In an Integrated project, if an oil-linked price formula is applied the initial long-term contracts used to secure project financing are likely to have a floor and possibly a ceiling. The floor is intended to ensure that the capital and operating costs and debt payments are always covered, and the ceiling is intended to ensure that in terms of energy value, LNG stays competitive with alternatives like fuel oil.
In a Tolling project, the customer has the responsibility of buying and supplying gas to the LNG plant, and has considerable leeway in deciding how to do this – long-term contracts with particular suppliers, futures contracts, spot market purchases or a combination of these. The price is therefore whatever the customer and its suppliers negotiate and thus is subject to the vagaries of the US market.
As you’ve probably already gathered, even though LNG buyers are eager to get exposure to US gas pricing, it’s quite possible that, over time, oil-linked gas prices will drop significantly lower than Henry Hub-based prices. Given that the prevailing gas pricing model in North America is unique in the world (for now at least) and is de-linked from oil production and oil prices, if circumstances conspire to make Henry Hub prices higher than the oil-linked prices found elsewhere in the world, the Tolling LNG model that will be used for most US LNG projects could result in US LNG being uncompetitive in the global market.
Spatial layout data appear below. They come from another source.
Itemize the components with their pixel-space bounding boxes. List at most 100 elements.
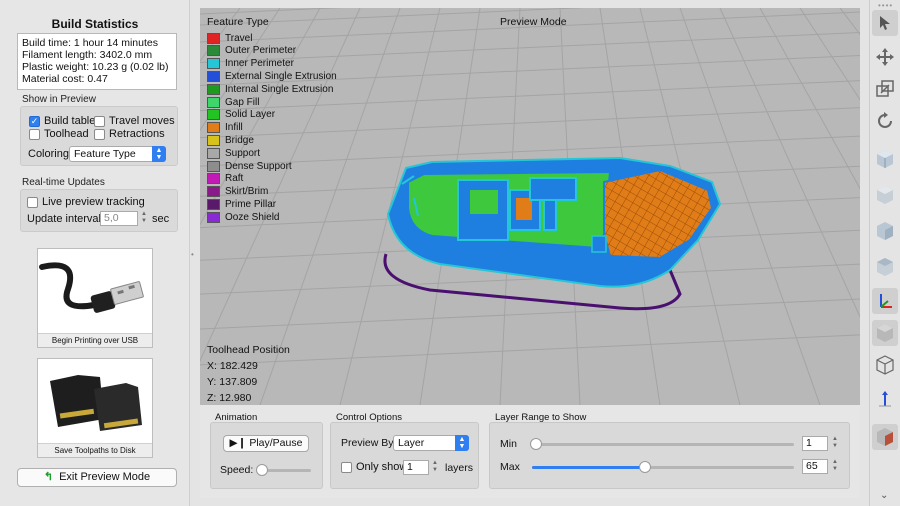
- legend-label: Solid Layer: [225, 109, 276, 121]
- usb-cable-icon: [39, 262, 144, 313]
- move-arrows-icon: [876, 48, 894, 66]
- travel-moves-checkbox[interactable]: Travel moves: [94, 115, 175, 127]
- solid-view-button[interactable]: [872, 320, 898, 346]
- speed-slider-knob[interactable]: [255, 464, 268, 476]
- retractions-checkbox[interactable]: Retractions: [94, 128, 165, 140]
- legend-item: Skirt/Brim: [207, 186, 268, 198]
- legend-label: Gap Fill: [225, 96, 260, 108]
- only-show-label: Only show: [356, 461, 408, 473]
- preview-by-select[interactable]: Layer ▲ ▼: [393, 435, 469, 451]
- back-arrow-icon: ↰: [43, 471, 54, 483]
- legend-swatch: [207, 186, 220, 198]
- min-slider-track[interactable]: [532, 443, 794, 446]
- z-axis-icon: [879, 391, 891, 407]
- control-options-group: Preview By Layer ▲ ▼ Only show 1 ▲ ▼ layer…: [330, 422, 479, 489]
- usb-caption: Begin Printing over USB: [38, 333, 152, 347]
- view-iso-button[interactable]: [872, 146, 898, 172]
- update-interval-label: Update interval: [27, 213, 101, 225]
- toggle-z-axis-button[interactable]: [872, 386, 898, 412]
- max-slider-knob[interactable]: [638, 461, 651, 473]
- wireframe-view-button[interactable]: [872, 352, 898, 378]
- only-show-layers-field[interactable]: 1: [403, 460, 429, 475]
- legend-label: Skirt/Brim: [225, 186, 269, 198]
- bottom-controls: Animation ▶❙ Play/Pause Speed: Control O…: [200, 405, 860, 498]
- rotate-tool-button[interactable]: [872, 108, 898, 134]
- legend-swatch: [207, 134, 220, 146]
- min-layer-stepper[interactable]: ▲ ▼: [831, 436, 839, 451]
- show-in-preview-group: ✓ Build table Travel moves Toolhead Retr…: [20, 106, 178, 166]
- retractions-label: Retractions: [109, 128, 165, 140]
- left-panel: Build Statistics Build time: 1 hour 14 m…: [0, 0, 190, 506]
- live-preview-tracking-checkbox[interactable]: Live preview tracking: [27, 196, 145, 208]
- legend-swatch: [207, 83, 220, 95]
- layers-label: layers: [445, 462, 474, 474]
- max-layer-field[interactable]: 65: [802, 459, 828, 474]
- interval-unit: sec: [152, 213, 170, 225]
- cursor-arrow-icon: [880, 16, 890, 30]
- max-layer-stepper[interactable]: ▲ ▼: [831, 459, 839, 474]
- play-pause-button[interactable]: ▶❙ Play/Pause: [223, 435, 309, 452]
- select-tool-button[interactable]: [872, 10, 898, 36]
- legend-swatch: [207, 45, 220, 57]
- legend-swatch: [207, 122, 220, 134]
- min-slider-knob[interactable]: [530, 438, 542, 450]
- move-tool-button[interactable]: [872, 44, 898, 70]
- speed-label: Speed:: [220, 464, 254, 476]
- toolhead-checkbox[interactable]: Toolhead: [29, 128, 89, 140]
- rotate-icon: [878, 112, 892, 128]
- legend-label: Raft: [225, 173, 244, 185]
- update-interval-stepper[interactable]: ▲ ▼: [140, 211, 148, 226]
- toolbar-expand-icon[interactable]: ⌄: [880, 490, 888, 501]
- realtime-updates-label: Real-time Updates: [22, 177, 105, 188]
- 3d-viewport[interactable]: Feature Type Preview Mode Travel Outer Pe…: [200, 8, 860, 405]
- legend-item: Prime Pillar: [207, 198, 276, 210]
- cube-front-icon: [877, 186, 893, 204]
- coloring-label: Coloring: [28, 148, 69, 160]
- animation-group: ▶❙ Play/Pause Speed:: [210, 422, 323, 489]
- legend-item: Raft: [207, 173, 243, 185]
- legend-item: Inner Perimeter: [207, 58, 294, 70]
- update-interval-field[interactable]: 5,0: [100, 211, 138, 226]
- stat-build-time: Build time: 1 hour 14 minutes: [22, 37, 158, 49]
- exit-preview-mode-button[interactable]: ↰ Exit Preview Mode: [17, 468, 177, 487]
- legend-swatch: [207, 70, 220, 82]
- legend-item: Solid Layer: [207, 109, 275, 121]
- legend-item: Dense Support: [207, 160, 292, 172]
- cross-section-button[interactable]: [872, 424, 898, 450]
- build-table-checkbox[interactable]: ✓ Build table: [29, 115, 95, 127]
- axes-icon: [880, 294, 892, 308]
- build-statistics-title: Build Statistics: [51, 17, 139, 31]
- panel-splitter-handle[interactable]: •: [191, 250, 195, 259]
- legend-swatch: [207, 173, 220, 185]
- toolhead-z: Z: 12.980: [207, 392, 252, 404]
- max-slider-fill: [532, 466, 645, 469]
- show-axes-button[interactable]: [872, 288, 898, 314]
- solid-cube-icon: [877, 324, 893, 342]
- view-side-button[interactable]: [872, 218, 898, 244]
- scale-tool-button[interactable]: [872, 76, 898, 102]
- updown-arrow-icon: ▲ ▼: [152, 146, 166, 162]
- view-top-button[interactable]: [872, 254, 898, 280]
- viewport-scene: [200, 8, 860, 405]
- only-show-checkbox[interactable]: Only show: [341, 461, 407, 473]
- layer-range-group: Min 1 ▲ ▼ Max 65 ▲ ▼: [489, 422, 850, 489]
- min-layer-field[interactable]: 1: [802, 436, 828, 451]
- legend-item: External Single Extrusion: [207, 70, 337, 82]
- begin-printing-usb-card[interactable]: Begin Printing over USB: [37, 248, 153, 348]
- toolhead-position: Toolhead Position X: 182.429 Y: 137.809 …: [207, 342, 290, 405]
- legend-item: Internal Single Extrusion: [207, 83, 333, 95]
- legend-swatch: [207, 211, 220, 223]
- right-toolbar: •••• ⌄: [869, 0, 900, 506]
- checkmark-icon: ✓: [29, 115, 40, 127]
- legend-label: Internal Single Extrusion: [225, 83, 334, 95]
- only-show-stepper[interactable]: ▲ ▼: [431, 460, 439, 475]
- toolhead-y: Y: 137.809: [207, 376, 258, 388]
- view-front-button[interactable]: [872, 182, 898, 208]
- coloring-select[interactable]: Feature Type ▲ ▼: [69, 146, 166, 162]
- legend-item: Support: [207, 147, 260, 159]
- toolbar-grip-icon: ••••: [878, 1, 894, 10]
- build-table-label: Build table: [44, 115, 96, 127]
- legend-swatch: [207, 160, 220, 172]
- legend-label: Dense Support: [225, 160, 292, 172]
- save-toolpaths-card[interactable]: Save Toolpaths to Disk: [37, 358, 153, 458]
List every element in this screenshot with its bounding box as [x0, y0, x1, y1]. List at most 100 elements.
In closing, I will note that some market observers predict (and many LNG consumers hope) that as LNG capacities come online all over the world, and especially when long-term LNG offtake contracts begin to expire, LNG will begin to trade in a transparent global market all its own. Others point out that since LNG competes directly with pipeline gas and some major gas importing markets, such as China and Europe, will have access to both, localised market pressures will continue to be an important factor in LNG pricing.